Dosso Faiti, a hill at an altitude of 430 metres and one of the main hills in the region, was lost by the men of Borojevic on 03rd November thanks to action by the Tuscany Battalion. The Austro-Hungarian general knew that if the attack would continue, it was inevitable that the Italians would be able to break through. The last reserve battalion was sent to Height 464, near Faiti, to try to repel the advance by the Italian soldiers (who were six times stronger). With a determined resistance, the peak was not taken and once again the front was able to withstand these attacks.

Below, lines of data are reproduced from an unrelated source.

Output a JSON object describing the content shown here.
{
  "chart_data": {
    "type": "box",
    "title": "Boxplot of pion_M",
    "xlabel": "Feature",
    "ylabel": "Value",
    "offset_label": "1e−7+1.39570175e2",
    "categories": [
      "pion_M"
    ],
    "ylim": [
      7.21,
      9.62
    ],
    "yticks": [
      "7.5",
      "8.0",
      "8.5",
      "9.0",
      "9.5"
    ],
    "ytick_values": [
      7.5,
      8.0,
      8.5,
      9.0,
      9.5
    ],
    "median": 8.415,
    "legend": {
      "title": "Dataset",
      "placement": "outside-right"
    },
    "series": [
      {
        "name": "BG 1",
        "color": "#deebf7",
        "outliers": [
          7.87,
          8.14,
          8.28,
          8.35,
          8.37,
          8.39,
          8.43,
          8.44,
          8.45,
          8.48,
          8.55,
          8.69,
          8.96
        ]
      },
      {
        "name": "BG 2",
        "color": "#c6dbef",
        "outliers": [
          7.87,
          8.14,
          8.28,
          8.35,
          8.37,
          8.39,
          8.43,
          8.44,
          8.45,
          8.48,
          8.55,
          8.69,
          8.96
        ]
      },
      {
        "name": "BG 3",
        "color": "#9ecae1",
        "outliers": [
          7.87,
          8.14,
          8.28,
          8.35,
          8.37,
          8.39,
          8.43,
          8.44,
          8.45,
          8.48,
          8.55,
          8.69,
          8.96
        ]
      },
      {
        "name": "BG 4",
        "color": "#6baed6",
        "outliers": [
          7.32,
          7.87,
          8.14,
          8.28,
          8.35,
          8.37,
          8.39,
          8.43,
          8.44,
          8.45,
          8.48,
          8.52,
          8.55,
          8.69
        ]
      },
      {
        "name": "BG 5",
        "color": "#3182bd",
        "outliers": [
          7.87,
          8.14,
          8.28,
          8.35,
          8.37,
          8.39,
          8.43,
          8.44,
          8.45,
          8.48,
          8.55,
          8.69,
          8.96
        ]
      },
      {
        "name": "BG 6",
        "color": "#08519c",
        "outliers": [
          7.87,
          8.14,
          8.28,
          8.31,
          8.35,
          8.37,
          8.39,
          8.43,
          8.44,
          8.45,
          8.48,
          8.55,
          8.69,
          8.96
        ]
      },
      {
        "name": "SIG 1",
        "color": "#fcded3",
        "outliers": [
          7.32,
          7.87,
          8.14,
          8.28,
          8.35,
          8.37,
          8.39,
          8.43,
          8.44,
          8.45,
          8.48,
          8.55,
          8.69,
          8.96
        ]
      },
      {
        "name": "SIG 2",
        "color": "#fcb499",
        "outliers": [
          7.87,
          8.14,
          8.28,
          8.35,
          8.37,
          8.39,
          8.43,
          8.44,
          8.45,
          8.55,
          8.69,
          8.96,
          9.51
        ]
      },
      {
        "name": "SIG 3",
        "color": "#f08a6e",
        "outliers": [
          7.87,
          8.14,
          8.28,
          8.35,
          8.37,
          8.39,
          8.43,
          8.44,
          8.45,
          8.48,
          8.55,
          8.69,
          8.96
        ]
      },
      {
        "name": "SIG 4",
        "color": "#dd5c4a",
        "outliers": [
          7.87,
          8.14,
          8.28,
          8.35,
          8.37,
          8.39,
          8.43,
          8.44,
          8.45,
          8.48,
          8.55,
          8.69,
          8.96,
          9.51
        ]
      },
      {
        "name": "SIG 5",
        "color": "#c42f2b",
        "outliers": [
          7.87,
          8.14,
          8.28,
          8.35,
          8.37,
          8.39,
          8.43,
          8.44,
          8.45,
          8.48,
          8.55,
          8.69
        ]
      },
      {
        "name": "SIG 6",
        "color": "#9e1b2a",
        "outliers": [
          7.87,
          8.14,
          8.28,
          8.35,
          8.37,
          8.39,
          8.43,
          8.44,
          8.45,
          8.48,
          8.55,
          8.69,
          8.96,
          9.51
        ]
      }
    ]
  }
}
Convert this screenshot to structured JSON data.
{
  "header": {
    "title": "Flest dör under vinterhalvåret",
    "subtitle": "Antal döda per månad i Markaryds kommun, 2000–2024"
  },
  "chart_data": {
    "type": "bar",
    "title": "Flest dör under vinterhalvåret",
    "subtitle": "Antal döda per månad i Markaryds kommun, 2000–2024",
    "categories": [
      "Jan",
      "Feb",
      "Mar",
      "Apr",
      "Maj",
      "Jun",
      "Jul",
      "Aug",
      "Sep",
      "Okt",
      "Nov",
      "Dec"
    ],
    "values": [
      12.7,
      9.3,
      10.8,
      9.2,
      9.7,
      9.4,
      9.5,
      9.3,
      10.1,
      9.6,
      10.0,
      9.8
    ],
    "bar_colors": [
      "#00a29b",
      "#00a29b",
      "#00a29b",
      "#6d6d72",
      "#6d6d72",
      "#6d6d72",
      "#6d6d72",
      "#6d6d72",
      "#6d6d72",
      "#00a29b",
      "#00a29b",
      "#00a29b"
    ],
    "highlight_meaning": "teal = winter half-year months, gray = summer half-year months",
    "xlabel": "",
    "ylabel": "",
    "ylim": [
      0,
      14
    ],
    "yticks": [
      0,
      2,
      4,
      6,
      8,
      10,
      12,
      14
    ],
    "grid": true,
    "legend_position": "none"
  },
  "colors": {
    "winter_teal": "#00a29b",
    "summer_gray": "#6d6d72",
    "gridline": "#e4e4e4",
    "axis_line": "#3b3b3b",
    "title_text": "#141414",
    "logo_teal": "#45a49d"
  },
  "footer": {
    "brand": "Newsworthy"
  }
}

On 04th November Cadorna decided to suspend immediately the military operations. At 39,000 the number of men who were out of action was too high for those few days of war. This choice was also dictated by the exhaustion of his soldiers and their morale which in those days was somewhat low. Since the end of August at least 130,000 men had been killed, wounded or captured. By now protests and harsh criticism had arisen from various areas on the methods of fighting that were being used and on the treatment that was reserved for soldiers. Carlo Salsa, a future journalist who in those days was an infantry lieutenant deployed on the Karst, wrote: "The most demoralizing thing that breaks you down is not death. Something that is even worse is dying so uselessly, for nothing. This is not death for the motherland: it is death that is brought about by the stupidity of certain orders and by the cowardice of certain commanding officers." (Carlo Salsa, Trincee, Confidenze di un fante in Mark Thompson, La Guerra Bianca, Il Saggiatore, Milan, 2008, page 240).

On his part, Cadorna replied by a harsher censorship and by inflicting even harsher penalties for those who expressed negative or pessimistic judgments about the way that the war was unfolding.